Für einen Mord hatte das Landgericht Leipzig am Ende keinen ausreichenden Beleg gesehen. Die wiederholten Unschuldsbeteuerungen des Angeklagten, der es nicht gewesen sein will, hielt die Strafkammer aber auch für unglaubhaft: Vielmehr sei es dem ehemaligen Bauschlosser darum gegangen, sich und seine Lebensgefährtin aus einer Lage zu befreien, in der Haus, Hof und Wohnsituation mit dem ungeliebten Stiefsohn, der in einem vermüllten Zimmer hauste, aus seiner Sicht zu einer Belastung geworden seien, hieß es im Urteil vom 7. Oktober 2022.
Die Richter sahen Detlev B. hier aufgrund verschiedener Indizien der Täterschaft überführt, wegen Brandstiftung mit Todesfolge wurde der 72-Jährige zu zwölf Jahren Strafvollzug verurteilt.
Revision seitens des Angeklagten verworfen
Gegen diese Entscheidung legten sowohl Anklage als auch Verteidigung Revision ein.

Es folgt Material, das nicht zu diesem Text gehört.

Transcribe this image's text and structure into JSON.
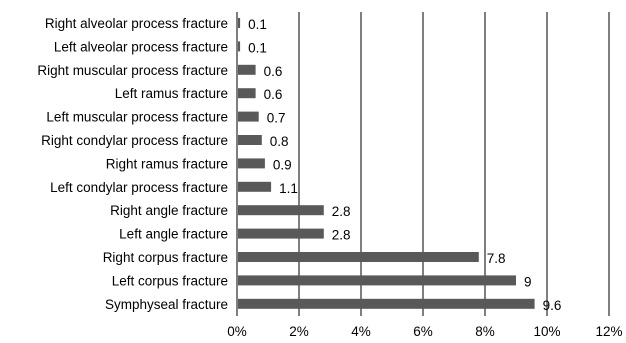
{
  "chart_data": {
    "type": "bar",
    "orientation": "horizontal",
    "categories": [
      "Right alveolar process fracture",
      "Left alveolar process fracture",
      "Right muscular process fracture",
      "Left ramus fracture",
      "Left muscular process fracture",
      "Right condylar process fracture",
      "Right ramus fracture",
      "Left condylar process fracture",
      "Right angle fracture",
      "Left angle fracture",
      "Right corpus fracture",
      "Left corpus fracture",
      "Symphyseal fracture"
    ],
    "values": [
      0.1,
      0.1,
      0.6,
      0.6,
      0.7,
      0.8,
      0.9,
      1.1,
      2.8,
      2.8,
      7.8,
      9,
      9.6
    ],
    "value_labels": [
      "0.1",
      "0.1",
      "0.6",
      "0.6",
      "0.7",
      "0.8",
      "0.9",
      "1.1",
      "2.8",
      "2.8",
      "7.8",
      "9",
      "9.6"
    ],
    "x_ticks": [
      0,
      2,
      4,
      6,
      8,
      10,
      12
    ],
    "x_tick_labels": [
      "0%",
      "2%",
      "4%",
      "6%",
      "8%",
      "10%",
      "12%"
    ],
    "xlim": [
      0,
      12
    ],
    "grid": "vertical major gridlines",
    "bar_color": "#595959",
    "grid_color": "#7f7f7f",
    "title": "",
    "xlabel": "",
    "ylabel": ""
  }
}
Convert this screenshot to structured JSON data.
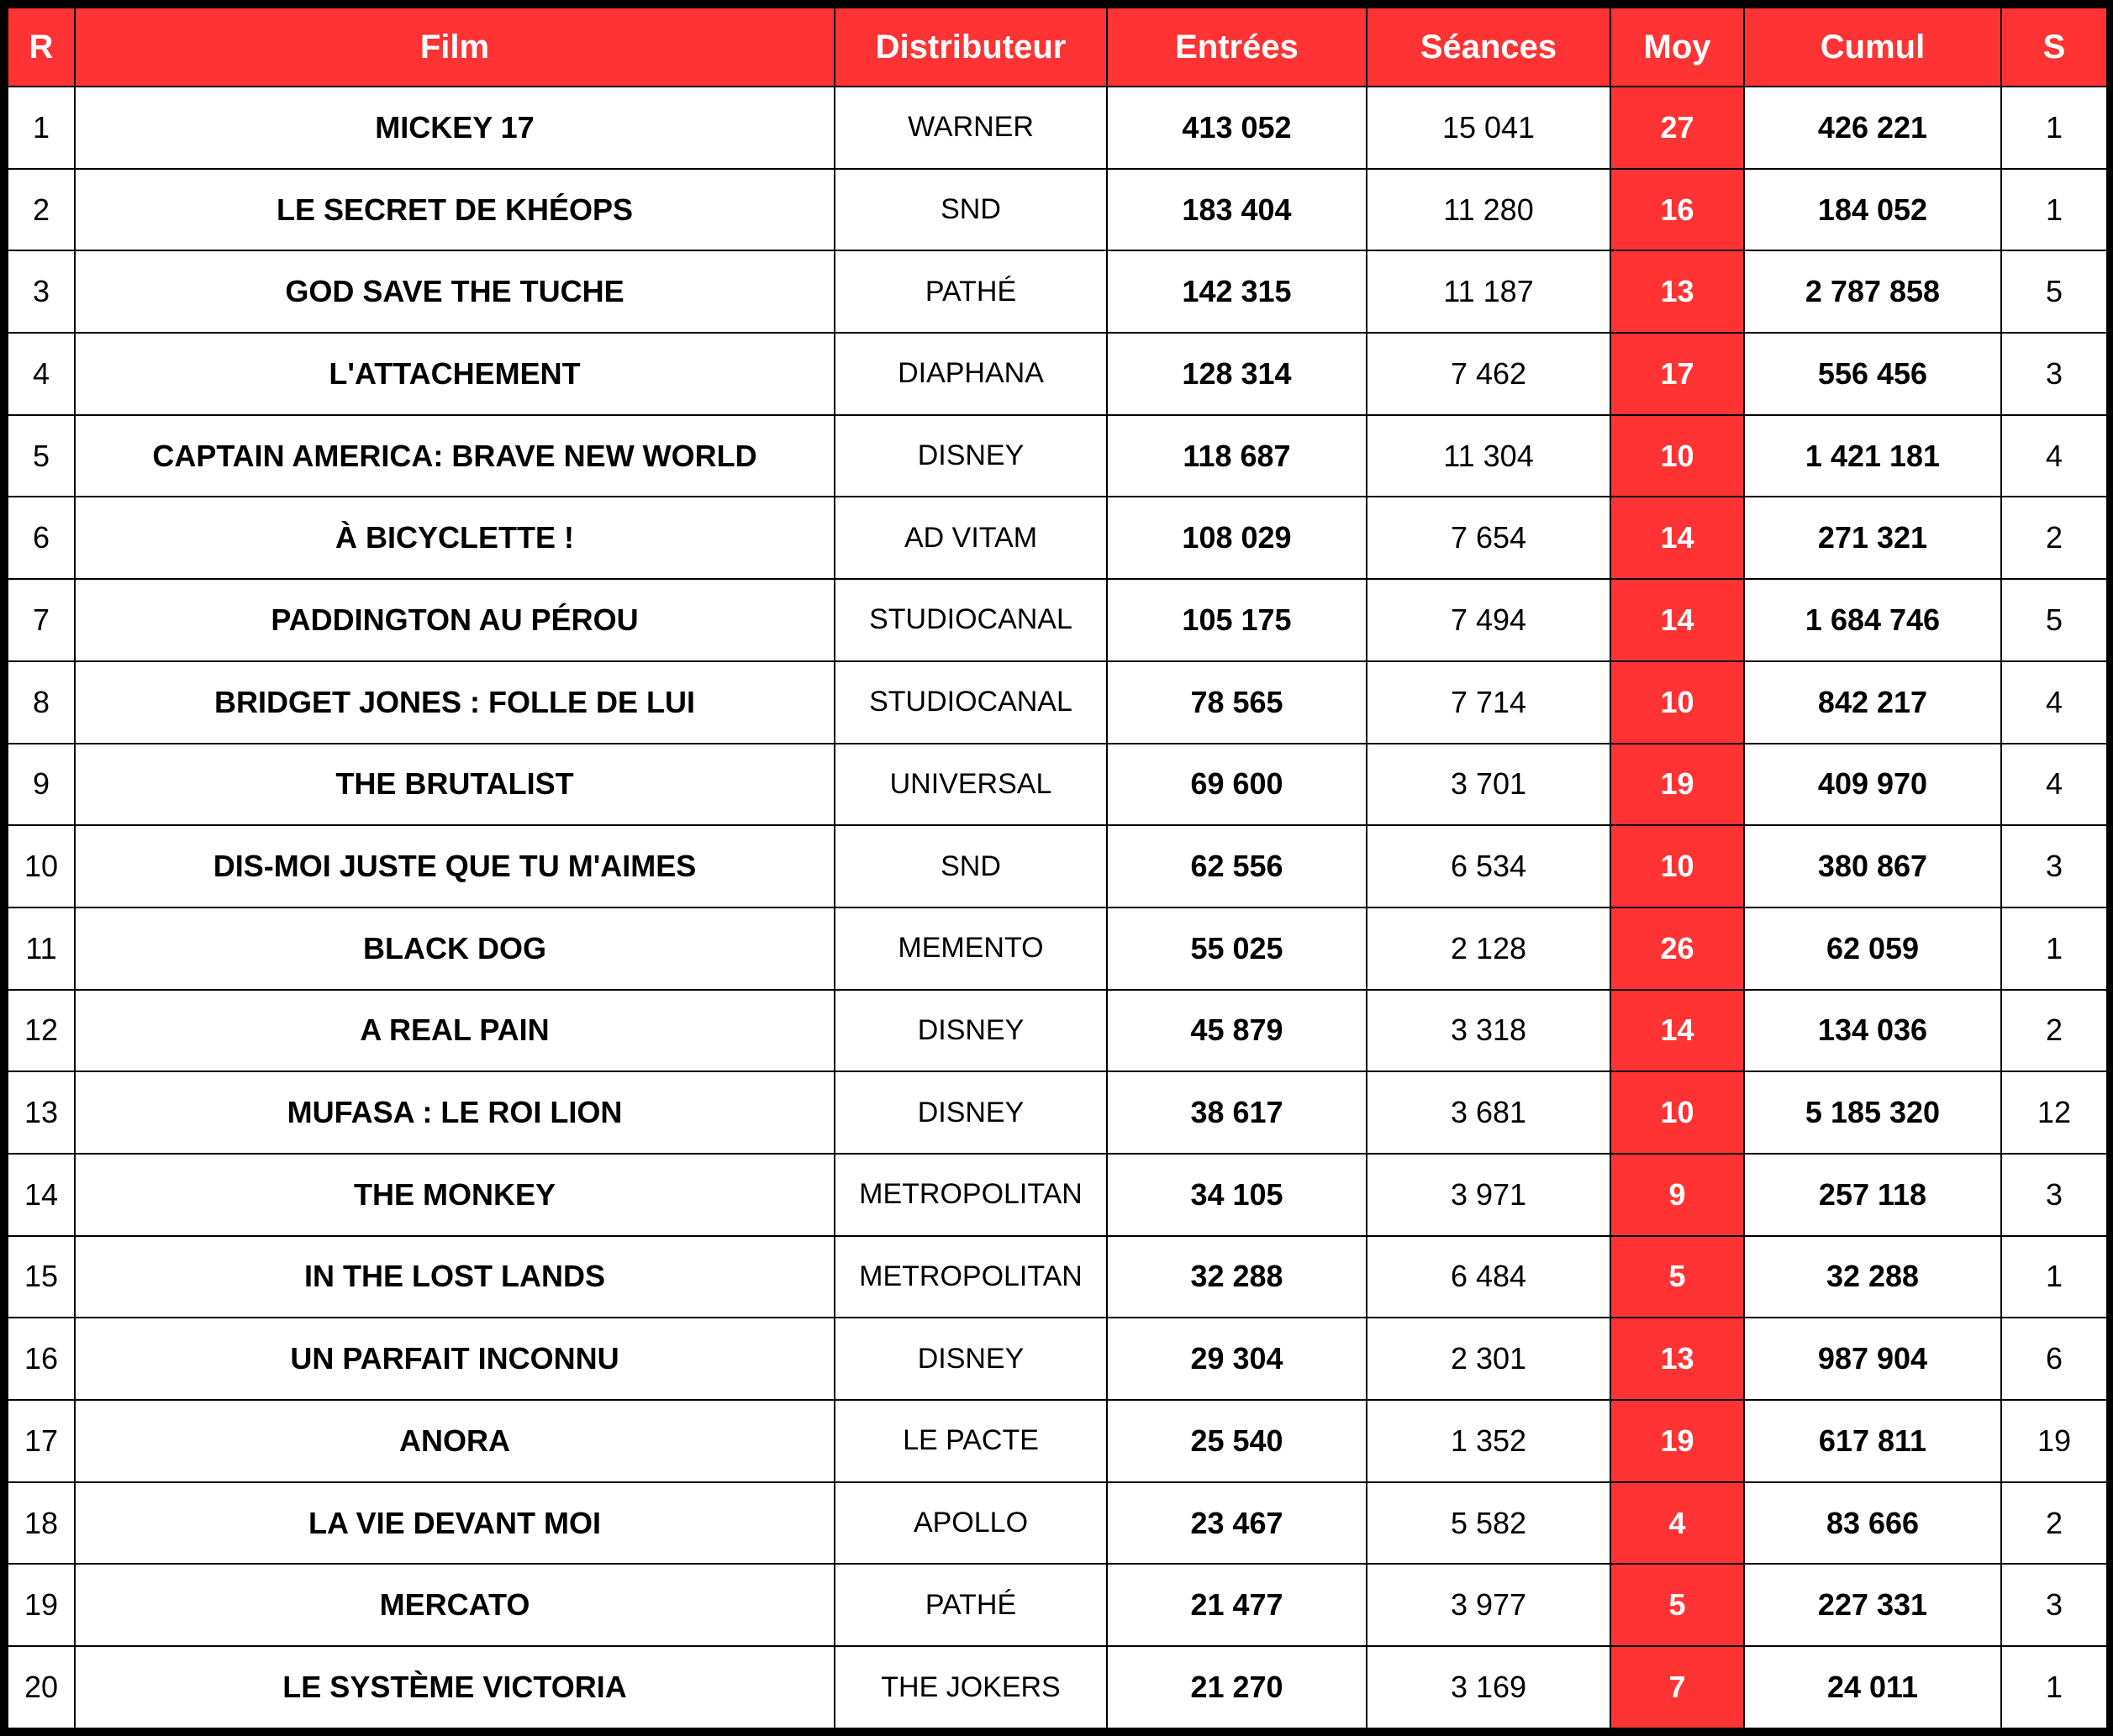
{
  "table": {
    "header": [
      "R",
      "Film",
      "Distributeur",
      "Entrées",
      "Séances",
      "Moy",
      "Cumul",
      "S"
    ],
    "rows": [
      [
        "1",
        "MICKEY 17",
        "WARNER",
        "413 052",
        "15 041",
        "27",
        "426 221",
        "1"
      ],
      [
        "2",
        "LE SECRET DE KHÉOPS",
        "SND",
        "183 404",
        "11 280",
        "16",
        "184 052",
        "1"
      ],
      [
        "3",
        "GOD SAVE THE TUCHE",
        "PATHÉ",
        "142 315",
        "11 187",
        "13",
        "2 787 858",
        "5"
      ],
      [
        "4",
        "L'ATTACHEMENT",
        "DIAPHANA",
        "128 314",
        "7 462",
        "17",
        "556 456",
        "3"
      ],
      [
        "5",
        "CAPTAIN AMERICA: BRAVE NEW WORLD",
        "DISNEY",
        "118 687",
        "11 304",
        "10",
        "1 421 181",
        "4"
      ],
      [
        "6",
        "À BICYCLETTE !",
        "AD VITAM",
        "108 029",
        "7 654",
        "14",
        "271 321",
        "2"
      ],
      [
        "7",
        "PADDINGTON AU PÉROU",
        "STUDIOCANAL",
        "105 175",
        "7 494",
        "14",
        "1 684 746",
        "5"
      ],
      [
        "8",
        "BRIDGET JONES : FOLLE DE LUI",
        "STUDIOCANAL",
        "78 565",
        "7 714",
        "10",
        "842 217",
        "4"
      ],
      [
        "9",
        "THE BRUTALIST",
        "UNIVERSAL",
        "69 600",
        "3 701",
        "19",
        "409 970",
        "4"
      ],
      [
        "10",
        "DIS-MOI JUSTE QUE TU M'AIMES",
        "SND",
        "62 556",
        "6 534",
        "10",
        "380 867",
        "3"
      ],
      [
        "11",
        "BLACK DOG",
        "MEMENTO",
        "55 025",
        "2 128",
        "26",
        "62 059",
        "1"
      ],
      [
        "12",
        "A REAL PAIN",
        "DISNEY",
        "45 879",
        "3 318",
        "14",
        "134 036",
        "2"
      ],
      [
        "13",
        "MUFASA : LE ROI LION",
        "DISNEY",
        "38 617",
        "3 681",
        "10",
        "5 185 320",
        "12"
      ],
      [
        "14",
        "THE MONKEY",
        "METROPOLITAN",
        "34 105",
        "3 971",
        "9",
        "257 118",
        "3"
      ],
      [
        "15",
        "IN THE LOST LANDS",
        "METROPOLITAN",
        "32 288",
        "6 484",
        "5",
        "32 288",
        "1"
      ],
      [
        "16",
        "UN PARFAIT INCONNU",
        "DISNEY",
        "29 304",
        "2 301",
        "13",
        "987 904",
        "6"
      ],
      [
        "17",
        "ANORA",
        "LE PACTE",
        "25 540",
        "1 352",
        "19",
        "617 811",
        "19"
      ],
      [
        "18",
        "LA VIE DEVANT MOI",
        "APOLLO",
        "23 467",
        "5 582",
        "4",
        "83 666",
        "2"
      ],
      [
        "19",
        "MERCATO",
        "PATHÉ",
        "21 477",
        "3 977",
        "5",
        "227 331",
        "3"
      ],
      [
        "20",
        "LE SYSTÈME VICTORIA",
        "THE JOKERS",
        "21 270",
        "3 169",
        "7",
        "24 011",
        "1"
      ]
    ]
  }
}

Die Staatsanwaltschaft wollte ursprünglich auf lebenslange Haft hinaus, der Anwalt von Detlev B. dagegen auf einen Freispruch wegen zu vieler Zweifel. Er hatte unter anderem die Ermittlungsarbeit heftig kritisiert.

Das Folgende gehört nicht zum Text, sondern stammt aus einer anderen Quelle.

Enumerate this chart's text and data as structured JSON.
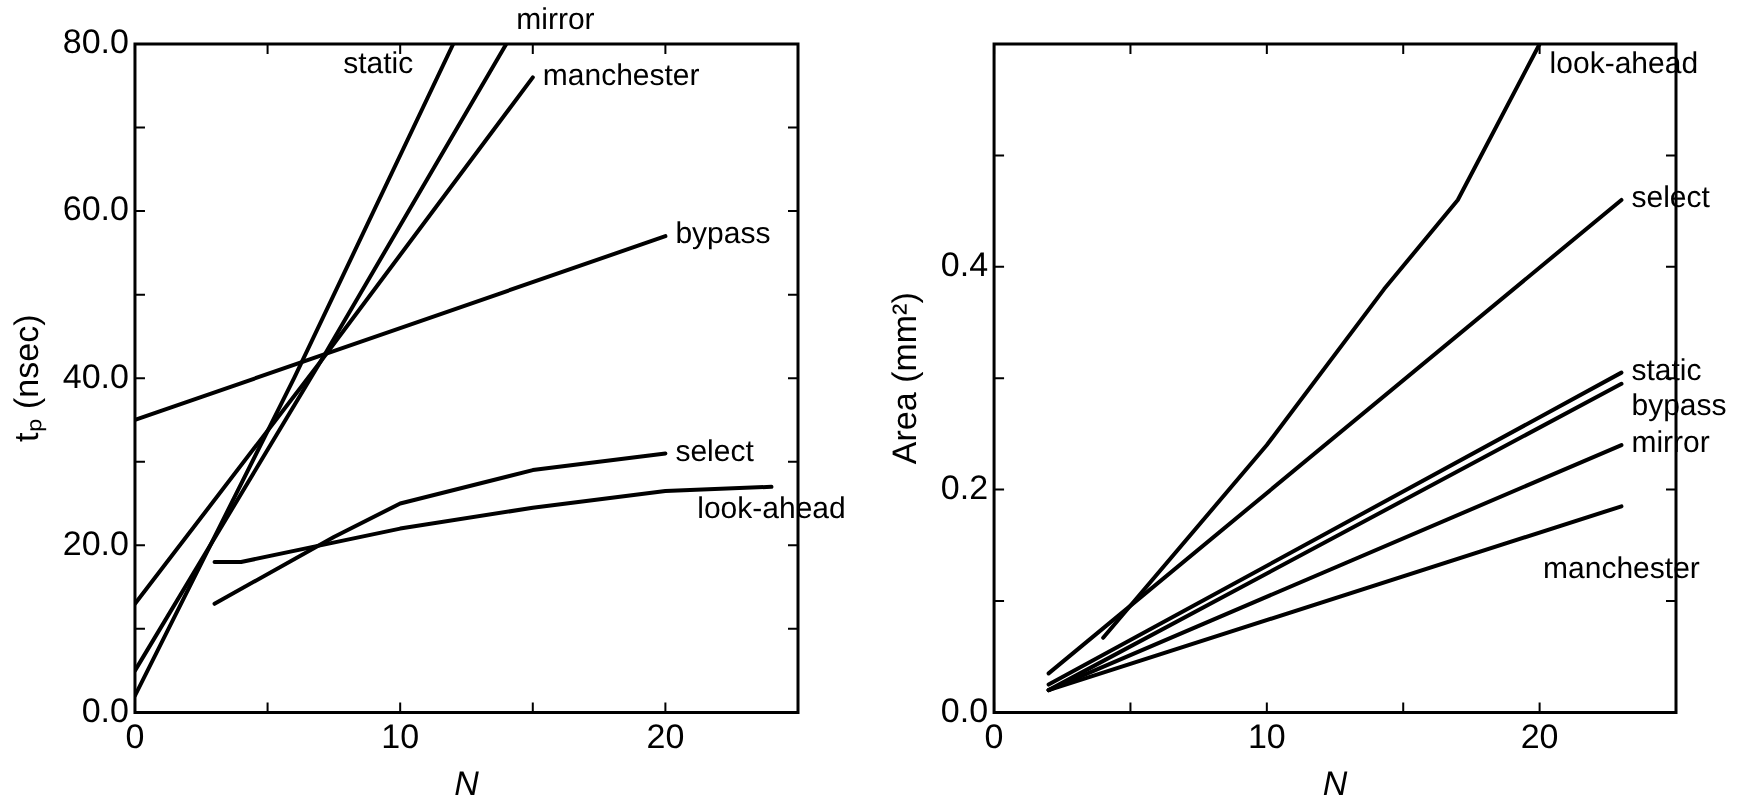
{
  "chart_data": [
    {
      "type": "line",
      "xlabel": "N",
      "ylabel": "tₚ (nsec)",
      "xlim": [
        0,
        25
      ],
      "xticks": [
        0,
        {
          "value": 5,
          "label": null
        },
        10,
        {
          "value": 15,
          "label": null
        },
        20,
        {
          "value": 25,
          "label": null
        }
      ],
      "ylim": [
        0,
        80
      ],
      "yticks": [
        {
          "value": 0,
          "label": "0.0"
        },
        {
          "value": 10,
          "label": null
        },
        {
          "value": 20,
          "label": "20.0"
        },
        {
          "value": 30,
          "label": null
        },
        {
          "value": 40,
          "label": "40.0"
        },
        {
          "value": 50,
          "label": null
        },
        {
          "value": 60,
          "label": "60.0"
        },
        {
          "value": 70,
          "label": null
        },
        {
          "value": 80,
          "label": "80.0"
        }
      ],
      "grid": false,
      "legend": "right",
      "marker": "none",
      "line_style": "solid",
      "series": [
        {
          "name": "static",
          "color": "#000000",
          "x": [
            0,
            6,
            12
          ],
          "values": [
            2,
            40,
            80
          ]
        },
        {
          "name": "mirror",
          "color": "#000000",
          "x": [
            0,
            7,
            14
          ],
          "values": [
            5,
            42,
            80
          ]
        },
        {
          "name": "manchester",
          "color": "#000000",
          "x": [
            0,
            7,
            15
          ],
          "values": [
            13,
            42,
            76
          ]
        },
        {
          "name": "bypass",
          "color": "#000000",
          "x": [
            0,
            10,
            20
          ],
          "values": [
            35,
            46,
            57
          ]
        },
        {
          "name": "select",
          "color": "#000000",
          "x": [
            3,
            7.5,
            10,
            15,
            20
          ],
          "values": [
            13,
            21,
            25,
            29,
            31
          ]
        },
        {
          "name": "look-ahead",
          "color": "#000000",
          "x": [
            3,
            4,
            10,
            15,
            20,
            24
          ],
          "values": [
            18,
            18,
            22,
            24.5,
            26.5,
            27
          ]
        }
      ]
    },
    {
      "type": "line",
      "xlabel": "N",
      "ylabel": "Area (mm²)",
      "xlim": [
        0,
        25
      ],
      "xticks": [
        0,
        {
          "value": 5,
          "label": null
        },
        10,
        {
          "value": 15,
          "label": null
        },
        20,
        {
          "value": 25,
          "label": null
        }
      ],
      "ylim": [
        0,
        0.6
      ],
      "yticks": [
        {
          "value": 0,
          "label": "0.0"
        },
        {
          "value": 0.1,
          "label": null
        },
        {
          "value": 0.2,
          "label": "0.2"
        },
        {
          "value": 0.3,
          "label": null
        },
        {
          "value": 0.4,
          "label": "0.4"
        },
        {
          "value": 0.5,
          "label": null
        },
        {
          "value": 0.6,
          "label": null
        }
      ],
      "grid": false,
      "legend": "right",
      "marker": "none",
      "line_style": "solid",
      "series": [
        {
          "name": "look-ahead",
          "color": "#000000",
          "x": [
            4,
            10,
            14.3,
            17,
            20
          ],
          "values": [
            0.067,
            0.24,
            0.38,
            0.46,
            0.6
          ]
        },
        {
          "name": "select",
          "color": "#000000",
          "x": [
            2,
            23
          ],
          "values": [
            0.035,
            0.46
          ]
        },
        {
          "name": "static",
          "color": "#000000",
          "x": [
            2,
            23
          ],
          "values": [
            0.025,
            0.305
          ]
        },
        {
          "name": "bypass",
          "color": "#000000",
          "x": [
            2,
            23
          ],
          "values": [
            0.02,
            0.295
          ]
        },
        {
          "name": "mirror",
          "color": "#000000",
          "x": [
            2,
            23
          ],
          "values": [
            0.02,
            0.24
          ]
        },
        {
          "name": "manchester",
          "color": "#000000",
          "x": [
            2,
            23
          ],
          "values": [
            0.02,
            0.185
          ]
        }
      ]
    }
  ]
}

Am Mittwoch nun verwarf der 5. Strafsenat des BGH die Revision des Angeklagten. Dagegen wurde dem Rechtsmittel der Staatsanwaltschaft stattgegeben: Die Strafkammer am Leipziger Landgericht habe nicht „beweiswürdigend unterlegt“, dass Detlev B. seine Partnerin nach der angenommenen Brandlegung „sofort“ informiert haben soll, heißt es in der Pressemitteilung des BGH vom Mittwoch.
Gleichwohl sei aus dieser unbelegten Annahme der Schluss gezogen worden, dass Detlev B. womöglich ernsthaft darauf vertraut habe, sein Stiefsohn werde nicht sterben – zumindest sei dies nicht ausgeschlossen.
Tötungsvorsatz muss laut BGH geprüft werden
Ob jedoch tatsächlich kein Tötungsvorsatz im Spiel gewesen sei, müsse noch einmal neu geprüft werden. Verschiedene Details könnten dem widersprechen: So seien etwa 20 Minuten zwischen der Brandlegung und dem Übergreifen des Feuers auf den Dachstuhl vergangen, auch habe Detlev B.s Partnerin schon herabfallende Ziegelbrocken, Bauschutt und Staub wahrgenommen, als ihr die Schocknachricht vom Feuer kommuniziert wurde, heißt es.
Mit der BGH-Entscheidung wird sich nun eine andere Strafkammer des Landgerichts Leipzig den ebenso verzwickten wie traurigen Fall demnächst wieder vornehmen und einen neuen Prozess ansetzen müssen. Termine dafür stehen noch nicht fest.